Mancini alla vigilia di Italia-Macedonia: “I ragazzi sanno cosa fare”

AGI – “I ragazzi si conoscono bene e sanno cosa devono fare. Ci possono essere momenti di delusione o entusiasmanti, magari si potesse solo vincere… Basta essere concentrati su quello che dobbiamo fare, la squadra sa giocare bene a calcio, il nostro obiettivo ora è pensare a quello che dobbiamo fare in campo”. Queste le parole del Ct dell’Italia, Roberto Mancini, a Palermo, alla vigilia della partita con la Macedonia del Nord, primo spareggio per i mondiali in Qatar. Tanti i temi trattati dall’allenatore marchigiano:

Nessuna favorita. “Si parte tutti uguali, non c’è nessuna squadra favorita. In 90 minuti può capitare qualunque cosa. Le partite vanno giocate tutte, anche quelle che sembrano più scontate… non credo ci sia un favorito”.  

Stadio pieno. “Il fatto che domani sera si torni al 100% allo stadio sarà una cosa positiva in più, rispetto agli ultimi due anni, la città ha risposto bene”. Palermo “ha sempre supportato l’Italia. Lo stadio esaurito ci dimostra che la città ci è vicina e non ci saranno problemi. Il pubblico si farà sentire. Il supporto alla squadra c’è sempre stato, ci sarà anche domani… speriamo di essere felici e contenti”

Tanti rigoristi.  “I rigori? Abbiamo tanti rigoristi, non abbiamo problemi… ma dobbiamo pensare a vincere”.

Tour gastronomico. “Il tour gastronomico con i giocatori? E’ andato bene. Si trattava di vedersi un po’ dopo novembre ed e’ stato un giro positivo. Siamo riusciti a vedere tutti, a parlare di quello che ci aspetta e che dobbiamo fare”.

La tradizione in Sicilia

 Sono 15 le gare della Nazionale a Palermo: il bilancio e’ di 13 vittorie (serie aperta di 6 consecutive), un pari e un ko. In totale 35 gol fatti e 8 subiti. A Palermo è legato l’esordio di sette campioni del mondo: Cannavaro nel ’97 contro l’Irlanda del Nord, Gattuso nel 2000 contro la Svezia, De Rossi (con gol), Gilardino, Barone e il Ct Lippi nel 2004 contro la Norvegia. 

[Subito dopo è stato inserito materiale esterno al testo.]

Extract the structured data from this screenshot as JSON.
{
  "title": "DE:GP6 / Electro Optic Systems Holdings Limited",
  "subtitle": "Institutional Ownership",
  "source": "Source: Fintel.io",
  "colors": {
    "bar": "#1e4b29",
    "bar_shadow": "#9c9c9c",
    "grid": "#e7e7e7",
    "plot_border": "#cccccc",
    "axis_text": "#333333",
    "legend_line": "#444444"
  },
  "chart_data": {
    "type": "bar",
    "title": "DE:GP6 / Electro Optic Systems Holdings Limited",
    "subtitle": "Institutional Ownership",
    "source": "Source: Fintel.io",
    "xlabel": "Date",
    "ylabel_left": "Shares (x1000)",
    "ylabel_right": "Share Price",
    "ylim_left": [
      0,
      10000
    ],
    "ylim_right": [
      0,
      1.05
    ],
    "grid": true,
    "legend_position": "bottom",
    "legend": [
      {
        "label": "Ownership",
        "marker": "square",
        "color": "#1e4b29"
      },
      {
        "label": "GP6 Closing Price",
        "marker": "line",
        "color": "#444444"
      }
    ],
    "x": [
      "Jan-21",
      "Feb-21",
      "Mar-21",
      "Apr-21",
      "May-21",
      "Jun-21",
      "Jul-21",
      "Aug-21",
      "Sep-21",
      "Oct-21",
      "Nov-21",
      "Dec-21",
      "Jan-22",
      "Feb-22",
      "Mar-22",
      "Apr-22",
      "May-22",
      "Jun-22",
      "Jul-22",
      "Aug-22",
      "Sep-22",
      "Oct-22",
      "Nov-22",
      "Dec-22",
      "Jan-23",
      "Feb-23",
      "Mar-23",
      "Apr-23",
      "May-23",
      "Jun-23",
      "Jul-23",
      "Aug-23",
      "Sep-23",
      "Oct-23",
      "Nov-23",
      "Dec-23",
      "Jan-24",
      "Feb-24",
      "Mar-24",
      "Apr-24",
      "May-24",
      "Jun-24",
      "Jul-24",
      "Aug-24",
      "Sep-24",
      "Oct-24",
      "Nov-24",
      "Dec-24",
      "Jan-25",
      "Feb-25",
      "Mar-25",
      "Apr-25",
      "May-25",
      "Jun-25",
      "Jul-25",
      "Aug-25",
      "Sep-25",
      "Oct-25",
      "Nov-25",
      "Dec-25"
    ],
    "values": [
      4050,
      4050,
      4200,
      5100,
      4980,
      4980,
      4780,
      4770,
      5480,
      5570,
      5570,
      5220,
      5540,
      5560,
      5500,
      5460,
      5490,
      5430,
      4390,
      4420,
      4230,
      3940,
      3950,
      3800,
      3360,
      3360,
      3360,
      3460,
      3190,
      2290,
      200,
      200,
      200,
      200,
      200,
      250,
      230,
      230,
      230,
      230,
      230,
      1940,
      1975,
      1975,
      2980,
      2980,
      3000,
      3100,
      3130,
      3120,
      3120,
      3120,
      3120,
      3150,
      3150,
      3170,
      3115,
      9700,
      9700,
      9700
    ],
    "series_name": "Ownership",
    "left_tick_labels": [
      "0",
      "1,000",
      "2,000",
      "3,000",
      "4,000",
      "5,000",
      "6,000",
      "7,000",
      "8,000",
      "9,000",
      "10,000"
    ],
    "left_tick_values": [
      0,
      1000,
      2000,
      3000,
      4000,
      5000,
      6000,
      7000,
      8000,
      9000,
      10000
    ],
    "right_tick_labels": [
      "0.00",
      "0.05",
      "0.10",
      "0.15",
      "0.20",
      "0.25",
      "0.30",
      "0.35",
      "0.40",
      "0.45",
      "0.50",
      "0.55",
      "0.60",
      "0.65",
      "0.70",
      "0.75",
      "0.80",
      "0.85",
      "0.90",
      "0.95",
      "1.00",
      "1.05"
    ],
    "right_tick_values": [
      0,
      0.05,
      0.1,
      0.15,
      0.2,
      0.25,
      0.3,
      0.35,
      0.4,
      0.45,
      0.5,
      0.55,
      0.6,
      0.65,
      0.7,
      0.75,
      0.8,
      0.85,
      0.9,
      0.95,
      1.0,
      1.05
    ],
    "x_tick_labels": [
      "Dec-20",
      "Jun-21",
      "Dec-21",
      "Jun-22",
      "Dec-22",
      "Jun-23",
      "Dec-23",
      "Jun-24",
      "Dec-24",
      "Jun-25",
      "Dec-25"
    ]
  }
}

In quella gara, tra l’altro, la rete di Carew (dopo 41”) e’ passata alla storia come il secondo gol più rapido subi’to dalla Nazionale: solo la rete di Lacombe ai Mondiali Argentina 1978 in Italia-Francia 2-1 dopo 38” e’ stata piu’ veloce. Nel 2015, Buffon ha festeggiato qui le 150 gare in Azzurro.

L’ultima uscita risale al novembre 2019, l’ultima gara degli Azzurri prima dello stop per la pandemia: successo per 9-1 con l’Armenia (esordio per Orsolini e Meret). Tre le reti di De Rossi, Immobile e Vieri a Palermo, due quelle del CT Roberto Mancini, segnate nell’arco di 1′ contro Malta (58′ e 59′) nel ’93, oltre a Chiellini, Baggio e Zaniolo.